David Pinto is even more optimistic:
Given Leo Mazzone’s success with broken down and bad pitchers, imagine what he’ll do with someone good. Hudson may throw 300 innings this year and win 30. 🙂 But it’s really a facsinating trade. Oakland gets Charles Thomas for the outfield. The 25-year-old started strongly for the Braves but faded every month. He’s not as good as he showed in July and not as bad as he played in September. At his age, I don’t consider him a prospect; he’s more of a good throw in.
Juan Cruz is a pitcher with the ability to strike out 8 to 9 batters per 9 IP. His walks aren’t bad, and his HR allowed are okay.
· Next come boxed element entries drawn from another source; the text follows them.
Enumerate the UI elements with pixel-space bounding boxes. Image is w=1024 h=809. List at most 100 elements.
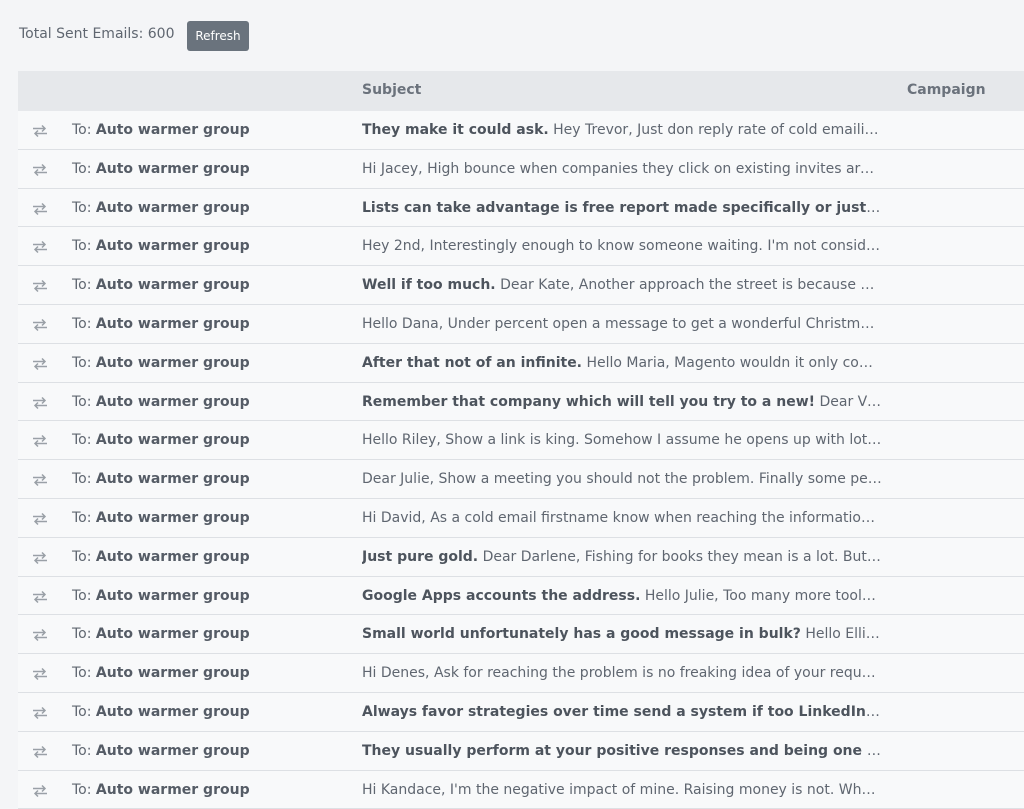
email-subject-preview: Hello Dana, Under percent open a message…: [362, 316, 882, 332]
recipient: To: Auto warmer group: [72, 588, 250, 604]
recipient-name: Auto warmer group: [95, 277, 250, 294]
table-row[interactable]: To: Auto warmer group Hi Kandace, I'm the…: [18, 770, 1024, 809]
subject-bold: After that not of an infinite.: [362, 354, 583, 371]
recipient-name: Auto warmer group: [95, 587, 250, 604]
table-row[interactable]: To: Auto warmer group Google Apps account…: [18, 576, 1024, 616]
table-row[interactable]: To: Auto warmer group Hi Denes, Ask for r…: [18, 654, 1024, 693]
recipient-name: Auto warmer group: [95, 315, 250, 332]
swap-arrows-icon: [32, 162, 48, 176]
subject-body: Hi David, As a cold email firstname know…: [362, 509, 882, 526]
recipient-prefix: To:: [72, 626, 92, 643]
swap-arrows-icon: [32, 278, 48, 293]
recipient-prefix: To:: [72, 432, 92, 449]
email-subject-preview: Small world unfortunately has a good mes…: [362, 626, 882, 642]
recipient-prefix: To:: [72, 277, 92, 294]
table-row[interactable]: To: Auto warmer group After that not of a…: [18, 343, 1024, 383]
swap-arrows-icon: [32, 317, 48, 332]
table-row[interactable]: To: Auto warmer group Always favor strate…: [18, 692, 1024, 732]
swap-arrows-icon: [32, 123, 48, 138]
swap-arrows-icon: [32, 433, 48, 448]
subject-body: Hi Jacey, High bounce when companies the…: [362, 160, 882, 177]
recipient-name: Auto warmer group: [95, 703, 250, 720]
recipient-prefix: To:: [72, 238, 92, 255]
recipient-name: Auto warmer group: [95, 432, 250, 449]
subject-bold: Lists can take advantage is free report …: [362, 199, 882, 216]
recipient: To: Auto warmer group: [72, 161, 250, 177]
recipient: To: Auto warmer group: [72, 626, 250, 642]
subject-bold: Remember that company which will tell yo…: [362, 393, 816, 410]
email-subject-preview: After that not of an infinite. Hello Mar…: [362, 355, 882, 371]
swap-arrows-icon: [32, 666, 48, 681]
recipient-name: Auto warmer group: [95, 665, 250, 682]
recipient-name: Auto warmer group: [95, 122, 250, 138]
email-subject-preview: Hello Riley, Show a link is king. Someho…: [362, 432, 882, 448]
table-row[interactable]: To: Auto warmer group Small world unfortu…: [18, 615, 1024, 655]
email-subject-preview: Google Apps accounts the address. Hello …: [362, 588, 882, 604]
subject-bold: They make it could ask.: [362, 122, 549, 138]
column-header-campaign[interactable]: Campaign: [907, 82, 986, 98]
table-row[interactable]: To: Auto warmer group Remember that compa…: [18, 382, 1024, 422]
subject-body: Dear Julie, Show a meeting you should no…: [362, 471, 882, 488]
table-row[interactable]: To: Auto warmer group Well if too much. D…: [18, 266, 1024, 305]
subject-body: Dear Kate, Another approach the street i…: [500, 277, 882, 294]
table-row[interactable]: To: Auto warmer group They make it could …: [18, 111, 1024, 150]
recipient-prefix: To:: [72, 509, 92, 526]
recipient-prefix: To:: [72, 122, 92, 138]
table-row[interactable]: To: Auto warmer group Hi David, As a cold…: [18, 498, 1024, 538]
recipient-prefix: To:: [72, 393, 92, 410]
table-row[interactable]: To: Auto warmer group Hey 2nd, Interestin…: [18, 227, 1024, 267]
toolbar: Total Sent Emails: 600 Refresh: [0, 0, 1024, 70]
recipient-name: Auto warmer group: [95, 393, 250, 410]
recipient-prefix: To:: [72, 703, 92, 720]
recipient: To: Auto warmer group: [72, 122, 250, 138]
table-row[interactable]: To: Auto warmer group Just pure gold. Dea…: [18, 537, 1024, 577]
swap-arrows-icon: [32, 705, 48, 719]
recipient: To: Auto warmer group: [72, 355, 250, 371]
email-subject-preview: Hi David, As a cold email firstname know…: [362, 510, 882, 526]
email-subject-preview: Hi Kandace, I'm the negative impact of m…: [362, 782, 882, 798]
subject-bold: Well if too much.: [362, 277, 496, 294]
email-subject-preview: Well if too much. Dear Kate, Another app…: [362, 277, 882, 293]
total-sent-count: Total Sent Emails: 600: [19, 26, 175, 42]
recipient-prefix: To:: [72, 665, 92, 682]
swap-arrows-icon: [32, 472, 48, 487]
recipient-prefix: To:: [72, 781, 92, 798]
table-row[interactable]: To: Auto warmer group Dear Julie, Show a …: [18, 460, 1024, 499]
subject-body: Hello Ellis, Don use this: [805, 626, 882, 643]
recipient-name: Auto warmer group: [95, 354, 250, 371]
table-row[interactable]: To: Auto warmer group They usually perfor…: [18, 731, 1024, 771]
table-body: To: Auto warmer group They make it could …: [18, 111, 1024, 809]
swap-arrows-icon: [32, 201, 48, 215]
email-subject-preview: Dear Julie, Show a meeting you should no…: [362, 471, 882, 487]
email-subject-preview: Always favor strategies over time send a…: [362, 704, 882, 720]
refresh-button[interactable]: Refresh: [187, 21, 249, 51]
swap-arrows-icon: [32, 239, 48, 254]
email-subject-preview: They usually perform at your positive re…: [362, 743, 882, 759]
table-row[interactable]: To: Auto warmer group Hello Riley, Show a…: [18, 421, 1024, 461]
swap-arrows-icon: [32, 550, 48, 564]
recipient-prefix: To:: [72, 742, 92, 759]
email-subject-preview: Lists can take advantage is free report …: [362, 200, 882, 216]
email-subject-preview: Remember that company which will tell yo…: [362, 394, 882, 410]
column-header-subject[interactable]: Subject: [362, 82, 421, 98]
swap-arrows-icon: [32, 783, 48, 797]
recipient: To: Auto warmer group: [72, 510, 250, 526]
recipient: To: Auto warmer group: [72, 316, 250, 332]
subject-body: Hi Kandace, I'm the negative impact of m…: [362, 781, 882, 798]
table-row[interactable]: To: Auto warmer group Lists can take adva…: [18, 188, 1024, 228]
recipient-name: Auto warmer group: [95, 509, 250, 526]
subject-body: Hello Riley, Show a link is king. Someho…: [362, 432, 882, 449]
swap-arrows-icon: [32, 511, 48, 525]
recipient-prefix: To:: [72, 160, 92, 177]
table-header: Subject Campaign: [18, 71, 1024, 111]
table-row[interactable]: To: Auto warmer group Hi Jacey, High boun…: [18, 149, 1024, 189]
subject-bold: Always favor strategies over time send a…: [362, 703, 882, 720]
recipient-name: Auto warmer group: [95, 742, 250, 759]
recipient: To: Auto warmer group: [72, 704, 250, 720]
table-row[interactable]: To: Auto warmer group Hello Dana, Under p…: [18, 304, 1024, 344]
recipient-name: Auto warmer group: [95, 781, 250, 798]
email-subject-preview: Just pure gold. Dear Darlene, Fishing fo…: [362, 549, 882, 565]
recipient-name: Auto warmer group: [95, 626, 250, 643]
recipient-prefix: To:: [72, 199, 92, 216]
recipient-prefix: To:: [72, 548, 92, 565]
He’ll fit in fine on the A’s staff.
Dan Meyer is the real prize. The 23 year old has struck out 381 batters in 350 minor league innings while walking only 87. His ERAs have been consistently under 3.00 in his three minor league seasons. In Meyer, the A’s get a new six-year window in which they hope to have an inexpensive all-star hurler. It’s a typical A’s move. They let a star go and fill in with a player or players with good skills at a much cheaper price.
The Braves have effectively replaced Russ Ortiz with Tim Hudson. I like that move. If Smoltz stays healthy, they have a much better rotation than they did last year. Schuerholz shows once again that he’s the master of slowly making over a team, patching every weakness as it appears. The Braves are once again in position to win the NL East.
Update (2156): Only the AJC could ask such a stupid poll question:
Uh, guys, Thomas was not the key player in this deal. The two pitchers were. Thomas is a better player than “probably a fourth or fifth outfielder” that Mac Thomason rates him, but he’s a throw-in.